Con nosotros fue algo más que tía, muchas veces la miré y la sentí como abuela, pero nunca se lo dije y mira, ahora me arrepiento de no haberlo hecho. Estoy seguro de que le hubiera gustado, se habría puesto aún más ancha de lo que ya era, no hay más que verla ahí.
La niña del centro, ya lo he dicho, es mi prima Ino, Inocencia. Ella es hija del hermano mayor de mi madre, mi tío José, nacido después de la tía Isidora.
Aquí va a la moda del momento, como para que me vengan hablando de recato en los años sesenta: faldita corta, calcetines blancos que imagino de punto, ganchillo o crochet —las braguitas seguramente también—, y cintillo sujetando unos pelos que se resisten a estar sujetos; muchos años después ella sabría sujetarlos como es debido. Me gustaría saber por qué esa cara de ligero susto, tal vez por culpa del flash del fotógrafo, uno de aquellos flashes del tamaño de un plato de postre que casi nos echaban para atrás del fogonazo.
Y los mofletes rojos, que aunque la foto sea en blanco y negro, sé que están rojos, debía hacer algo de frío esa tarde. Seguramente sea así, pues todos vamos abrigados, tanto ella como mi hermano y yo vestíamos jerselitos; los nuestros, pongo la mano en el fuego, hechos por mi madre.
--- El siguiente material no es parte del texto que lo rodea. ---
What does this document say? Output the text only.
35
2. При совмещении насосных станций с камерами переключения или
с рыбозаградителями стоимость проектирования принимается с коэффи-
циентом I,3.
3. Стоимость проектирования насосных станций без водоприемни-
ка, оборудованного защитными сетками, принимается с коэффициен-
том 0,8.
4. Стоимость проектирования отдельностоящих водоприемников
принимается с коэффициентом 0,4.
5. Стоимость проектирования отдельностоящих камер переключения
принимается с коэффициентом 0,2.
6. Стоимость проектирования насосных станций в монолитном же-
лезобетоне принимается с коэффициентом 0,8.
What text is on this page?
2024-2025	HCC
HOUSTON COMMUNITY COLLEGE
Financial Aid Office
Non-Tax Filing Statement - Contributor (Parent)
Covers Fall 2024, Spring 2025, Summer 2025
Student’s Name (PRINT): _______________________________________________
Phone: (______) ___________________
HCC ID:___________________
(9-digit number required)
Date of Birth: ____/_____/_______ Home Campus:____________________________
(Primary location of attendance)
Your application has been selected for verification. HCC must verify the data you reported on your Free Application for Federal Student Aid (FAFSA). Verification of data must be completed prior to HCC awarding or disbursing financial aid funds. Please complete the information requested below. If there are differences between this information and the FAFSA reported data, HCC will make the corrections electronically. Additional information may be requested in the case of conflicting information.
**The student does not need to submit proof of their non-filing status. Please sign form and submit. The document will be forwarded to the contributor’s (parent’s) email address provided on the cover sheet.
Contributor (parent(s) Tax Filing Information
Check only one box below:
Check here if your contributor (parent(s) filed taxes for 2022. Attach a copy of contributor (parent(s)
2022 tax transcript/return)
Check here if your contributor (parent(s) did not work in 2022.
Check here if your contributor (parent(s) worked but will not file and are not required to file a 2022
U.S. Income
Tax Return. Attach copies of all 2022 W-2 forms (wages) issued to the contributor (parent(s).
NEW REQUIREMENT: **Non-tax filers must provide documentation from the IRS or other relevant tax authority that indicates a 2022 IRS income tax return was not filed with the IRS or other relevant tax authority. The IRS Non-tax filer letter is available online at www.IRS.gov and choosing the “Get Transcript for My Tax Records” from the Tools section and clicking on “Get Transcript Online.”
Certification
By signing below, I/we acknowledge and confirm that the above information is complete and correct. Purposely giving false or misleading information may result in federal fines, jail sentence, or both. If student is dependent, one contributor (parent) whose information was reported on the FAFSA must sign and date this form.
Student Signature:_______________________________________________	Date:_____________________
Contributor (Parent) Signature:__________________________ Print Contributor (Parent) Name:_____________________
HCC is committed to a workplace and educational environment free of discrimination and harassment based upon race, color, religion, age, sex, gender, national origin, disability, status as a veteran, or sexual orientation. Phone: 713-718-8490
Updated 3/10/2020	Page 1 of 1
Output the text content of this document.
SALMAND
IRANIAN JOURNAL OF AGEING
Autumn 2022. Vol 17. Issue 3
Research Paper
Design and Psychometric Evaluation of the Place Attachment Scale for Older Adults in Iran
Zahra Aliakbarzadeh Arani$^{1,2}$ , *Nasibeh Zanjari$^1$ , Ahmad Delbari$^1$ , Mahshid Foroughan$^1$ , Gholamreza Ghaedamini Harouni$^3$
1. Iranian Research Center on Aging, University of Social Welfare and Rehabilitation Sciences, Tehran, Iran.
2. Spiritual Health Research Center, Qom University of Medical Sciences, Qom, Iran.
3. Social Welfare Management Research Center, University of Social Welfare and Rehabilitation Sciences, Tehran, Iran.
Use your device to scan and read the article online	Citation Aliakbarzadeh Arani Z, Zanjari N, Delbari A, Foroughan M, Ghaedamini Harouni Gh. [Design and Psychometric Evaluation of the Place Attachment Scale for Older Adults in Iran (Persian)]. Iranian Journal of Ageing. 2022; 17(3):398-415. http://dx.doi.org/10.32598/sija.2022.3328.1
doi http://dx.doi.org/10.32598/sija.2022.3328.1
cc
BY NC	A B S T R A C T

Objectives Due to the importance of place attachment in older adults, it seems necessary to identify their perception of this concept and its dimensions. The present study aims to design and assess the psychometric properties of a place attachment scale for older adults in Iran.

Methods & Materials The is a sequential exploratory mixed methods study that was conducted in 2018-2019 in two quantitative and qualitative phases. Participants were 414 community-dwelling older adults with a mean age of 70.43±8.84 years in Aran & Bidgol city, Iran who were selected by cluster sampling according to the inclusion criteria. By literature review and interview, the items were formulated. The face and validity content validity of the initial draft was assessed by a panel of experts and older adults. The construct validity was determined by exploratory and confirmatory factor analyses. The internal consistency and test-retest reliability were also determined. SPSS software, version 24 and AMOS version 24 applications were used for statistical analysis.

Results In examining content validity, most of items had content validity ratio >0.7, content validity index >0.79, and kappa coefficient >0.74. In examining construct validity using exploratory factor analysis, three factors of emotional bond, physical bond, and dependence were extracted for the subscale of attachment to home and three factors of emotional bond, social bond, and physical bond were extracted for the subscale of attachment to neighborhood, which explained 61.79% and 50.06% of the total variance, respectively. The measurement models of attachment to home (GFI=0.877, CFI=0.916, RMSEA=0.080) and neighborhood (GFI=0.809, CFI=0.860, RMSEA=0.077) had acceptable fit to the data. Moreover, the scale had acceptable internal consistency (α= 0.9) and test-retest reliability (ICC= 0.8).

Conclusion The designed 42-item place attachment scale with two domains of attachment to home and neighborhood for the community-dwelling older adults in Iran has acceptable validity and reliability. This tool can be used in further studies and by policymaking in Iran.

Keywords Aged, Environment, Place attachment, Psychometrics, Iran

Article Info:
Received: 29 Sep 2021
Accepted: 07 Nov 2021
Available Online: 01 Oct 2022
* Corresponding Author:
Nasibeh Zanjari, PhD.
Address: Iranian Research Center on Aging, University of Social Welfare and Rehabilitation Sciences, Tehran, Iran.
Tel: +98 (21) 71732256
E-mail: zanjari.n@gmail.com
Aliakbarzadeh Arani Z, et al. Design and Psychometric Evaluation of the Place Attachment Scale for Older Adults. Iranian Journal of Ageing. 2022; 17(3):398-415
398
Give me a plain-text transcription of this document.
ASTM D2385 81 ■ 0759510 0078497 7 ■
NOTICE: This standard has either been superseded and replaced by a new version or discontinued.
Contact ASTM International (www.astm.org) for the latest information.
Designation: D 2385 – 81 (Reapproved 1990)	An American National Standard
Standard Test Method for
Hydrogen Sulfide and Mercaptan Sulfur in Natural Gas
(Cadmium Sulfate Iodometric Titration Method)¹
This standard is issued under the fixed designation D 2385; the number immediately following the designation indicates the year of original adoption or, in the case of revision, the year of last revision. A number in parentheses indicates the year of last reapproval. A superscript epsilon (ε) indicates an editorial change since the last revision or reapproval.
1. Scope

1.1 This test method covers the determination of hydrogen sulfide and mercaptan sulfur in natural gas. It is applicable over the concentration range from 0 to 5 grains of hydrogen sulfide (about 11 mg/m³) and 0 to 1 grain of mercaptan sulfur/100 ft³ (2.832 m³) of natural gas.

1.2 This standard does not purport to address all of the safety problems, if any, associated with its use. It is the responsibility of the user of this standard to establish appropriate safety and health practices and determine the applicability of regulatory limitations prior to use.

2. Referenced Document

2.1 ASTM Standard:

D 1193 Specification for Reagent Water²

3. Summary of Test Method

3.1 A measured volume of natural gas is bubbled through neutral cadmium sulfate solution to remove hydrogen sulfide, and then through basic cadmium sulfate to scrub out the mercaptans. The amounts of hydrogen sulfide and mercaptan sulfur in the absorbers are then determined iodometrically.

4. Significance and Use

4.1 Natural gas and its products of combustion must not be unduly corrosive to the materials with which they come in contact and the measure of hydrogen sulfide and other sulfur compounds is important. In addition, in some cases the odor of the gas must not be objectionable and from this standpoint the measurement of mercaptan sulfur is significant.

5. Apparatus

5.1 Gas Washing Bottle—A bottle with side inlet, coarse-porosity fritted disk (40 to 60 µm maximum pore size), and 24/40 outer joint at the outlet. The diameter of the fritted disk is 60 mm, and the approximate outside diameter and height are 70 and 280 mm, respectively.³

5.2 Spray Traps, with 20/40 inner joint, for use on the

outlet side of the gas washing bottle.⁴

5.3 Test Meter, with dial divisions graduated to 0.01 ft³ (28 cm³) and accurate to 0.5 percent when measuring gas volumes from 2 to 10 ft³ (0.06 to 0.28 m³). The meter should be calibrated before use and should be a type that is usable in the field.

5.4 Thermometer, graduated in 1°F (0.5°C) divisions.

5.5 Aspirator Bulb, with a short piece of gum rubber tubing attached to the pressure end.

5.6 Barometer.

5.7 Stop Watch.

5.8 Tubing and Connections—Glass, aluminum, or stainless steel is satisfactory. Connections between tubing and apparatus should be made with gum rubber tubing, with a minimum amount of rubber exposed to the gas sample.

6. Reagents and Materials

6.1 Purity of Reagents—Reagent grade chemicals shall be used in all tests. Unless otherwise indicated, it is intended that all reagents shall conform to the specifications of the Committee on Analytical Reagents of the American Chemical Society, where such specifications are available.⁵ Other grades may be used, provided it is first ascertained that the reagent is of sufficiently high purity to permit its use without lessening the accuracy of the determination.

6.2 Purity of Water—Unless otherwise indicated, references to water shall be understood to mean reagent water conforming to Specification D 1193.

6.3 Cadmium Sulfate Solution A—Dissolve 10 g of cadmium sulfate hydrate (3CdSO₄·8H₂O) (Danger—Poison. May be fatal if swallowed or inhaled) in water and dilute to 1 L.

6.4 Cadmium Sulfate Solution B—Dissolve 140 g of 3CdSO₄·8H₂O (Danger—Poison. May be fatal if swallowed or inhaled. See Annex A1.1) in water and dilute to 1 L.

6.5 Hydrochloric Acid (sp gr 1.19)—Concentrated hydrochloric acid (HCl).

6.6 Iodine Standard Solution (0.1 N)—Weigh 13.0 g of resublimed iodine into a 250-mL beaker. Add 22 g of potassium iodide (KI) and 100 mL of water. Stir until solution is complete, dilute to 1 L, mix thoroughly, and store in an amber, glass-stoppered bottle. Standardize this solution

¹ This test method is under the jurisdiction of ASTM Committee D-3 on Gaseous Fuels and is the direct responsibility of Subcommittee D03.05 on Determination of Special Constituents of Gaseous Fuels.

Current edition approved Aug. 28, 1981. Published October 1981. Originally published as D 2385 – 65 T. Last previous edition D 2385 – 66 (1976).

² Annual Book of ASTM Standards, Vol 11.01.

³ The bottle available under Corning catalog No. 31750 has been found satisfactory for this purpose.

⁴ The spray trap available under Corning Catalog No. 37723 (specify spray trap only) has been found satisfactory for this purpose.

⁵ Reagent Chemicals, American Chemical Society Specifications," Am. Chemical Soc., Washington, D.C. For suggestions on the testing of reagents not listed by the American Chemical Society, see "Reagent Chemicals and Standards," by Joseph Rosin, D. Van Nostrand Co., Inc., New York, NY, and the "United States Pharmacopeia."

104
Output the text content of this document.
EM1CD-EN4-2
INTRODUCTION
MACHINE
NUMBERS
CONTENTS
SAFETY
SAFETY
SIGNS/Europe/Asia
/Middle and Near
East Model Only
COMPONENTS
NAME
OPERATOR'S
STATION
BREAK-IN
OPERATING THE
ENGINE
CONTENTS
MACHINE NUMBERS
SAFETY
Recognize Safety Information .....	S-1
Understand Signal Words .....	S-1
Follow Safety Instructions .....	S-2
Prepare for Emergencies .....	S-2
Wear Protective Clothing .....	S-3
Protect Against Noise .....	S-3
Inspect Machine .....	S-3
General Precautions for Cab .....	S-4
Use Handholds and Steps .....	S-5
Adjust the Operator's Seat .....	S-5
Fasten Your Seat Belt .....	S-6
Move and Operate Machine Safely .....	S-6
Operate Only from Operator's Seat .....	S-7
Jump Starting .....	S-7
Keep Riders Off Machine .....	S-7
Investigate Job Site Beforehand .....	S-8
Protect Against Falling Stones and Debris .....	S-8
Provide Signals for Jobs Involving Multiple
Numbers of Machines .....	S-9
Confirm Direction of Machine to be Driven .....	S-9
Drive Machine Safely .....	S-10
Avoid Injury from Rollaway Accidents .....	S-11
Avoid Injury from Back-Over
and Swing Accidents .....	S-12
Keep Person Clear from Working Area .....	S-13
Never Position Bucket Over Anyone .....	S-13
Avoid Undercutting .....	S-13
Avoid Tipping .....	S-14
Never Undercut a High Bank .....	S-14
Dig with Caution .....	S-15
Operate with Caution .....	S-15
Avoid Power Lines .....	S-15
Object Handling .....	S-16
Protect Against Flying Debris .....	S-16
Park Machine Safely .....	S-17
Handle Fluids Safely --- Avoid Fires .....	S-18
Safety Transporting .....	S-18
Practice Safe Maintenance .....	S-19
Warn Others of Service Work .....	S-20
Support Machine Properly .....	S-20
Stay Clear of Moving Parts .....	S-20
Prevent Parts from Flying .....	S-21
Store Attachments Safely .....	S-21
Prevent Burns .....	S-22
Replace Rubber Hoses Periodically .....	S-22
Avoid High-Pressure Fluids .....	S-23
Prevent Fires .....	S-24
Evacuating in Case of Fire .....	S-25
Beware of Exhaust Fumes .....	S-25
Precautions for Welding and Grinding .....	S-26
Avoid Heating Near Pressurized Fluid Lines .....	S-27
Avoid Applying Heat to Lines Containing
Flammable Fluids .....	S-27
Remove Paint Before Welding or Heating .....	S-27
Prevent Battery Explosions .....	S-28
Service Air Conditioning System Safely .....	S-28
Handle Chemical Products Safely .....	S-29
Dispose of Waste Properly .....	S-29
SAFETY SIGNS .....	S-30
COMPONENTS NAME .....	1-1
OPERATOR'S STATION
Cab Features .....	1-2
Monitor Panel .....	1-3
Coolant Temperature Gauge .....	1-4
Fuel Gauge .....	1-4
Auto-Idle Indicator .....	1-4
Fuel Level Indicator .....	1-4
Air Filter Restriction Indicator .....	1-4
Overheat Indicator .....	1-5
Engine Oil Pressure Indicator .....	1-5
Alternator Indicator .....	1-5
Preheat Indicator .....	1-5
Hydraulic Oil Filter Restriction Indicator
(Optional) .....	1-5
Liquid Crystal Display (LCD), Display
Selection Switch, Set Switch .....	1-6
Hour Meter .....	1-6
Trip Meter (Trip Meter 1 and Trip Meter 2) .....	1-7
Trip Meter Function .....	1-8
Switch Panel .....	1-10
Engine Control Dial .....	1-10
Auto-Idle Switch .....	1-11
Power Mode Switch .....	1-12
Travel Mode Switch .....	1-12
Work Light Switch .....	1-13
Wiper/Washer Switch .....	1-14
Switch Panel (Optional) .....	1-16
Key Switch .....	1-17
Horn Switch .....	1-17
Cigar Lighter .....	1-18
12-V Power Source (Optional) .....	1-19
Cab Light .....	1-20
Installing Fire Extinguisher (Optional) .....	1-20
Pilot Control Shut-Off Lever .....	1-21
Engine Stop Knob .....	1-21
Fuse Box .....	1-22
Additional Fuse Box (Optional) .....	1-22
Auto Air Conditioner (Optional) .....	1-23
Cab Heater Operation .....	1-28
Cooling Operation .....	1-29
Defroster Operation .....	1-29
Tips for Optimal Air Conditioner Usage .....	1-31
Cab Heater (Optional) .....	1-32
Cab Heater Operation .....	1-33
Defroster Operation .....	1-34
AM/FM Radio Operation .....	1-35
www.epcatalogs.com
No obstante se permitía la desnudez de nuestras piernas, pantalones cortos —el de mi hermano cortísimo— y calcetines blancos. Sin comentarios a esto último.
He de confesar que, si bien no hemos compartido, mi prima y yo, muchos momentos de nuestras vidas, sí hemos tenido siempre una relación de gran afecto, y la seguimos teniendo. De pequeños nos veíamos regularmente en reuniones familiares, eventos y matanzas, despertando en mí alguna sensibilidad impropia de aquella edad, lo cual jamás le comuniqué, por supuesto. La adolescencia se encargaría de rebajar aquel sentimiento, y es que por mi calle vivía quien califiqué como la niña más bonita del mundo, que comenzaba a ocupar mi inocente corazón, y a la que obviamente tampoco informé. Pero ésta es otra historia que ya anda por este blog, aunque si tengo que volver a ella, pues vuelvo.
Termino el relato y casi olvido situar la instantánea. ¿Reconoces el lugar?, efectivamente, es el acceso a la Iglesia Parroquial de la Asunción de mi pueblo, por su fachada sur, mucho antes de las transformaciones sufridas hasta su estado actual. La entrada está a la derecha de la foto, después de superar tres o cuatro escalones; el banco de granito a nuestra espalda ya no existe, la palmera no sé.

Nota responsable:
Es seguro que aparecerán más fotografías que me permitan reseñar circunstancias y sucedidos referidos a mi tía y mi prima, que las hay. Y que además me apetece mucho contármelas.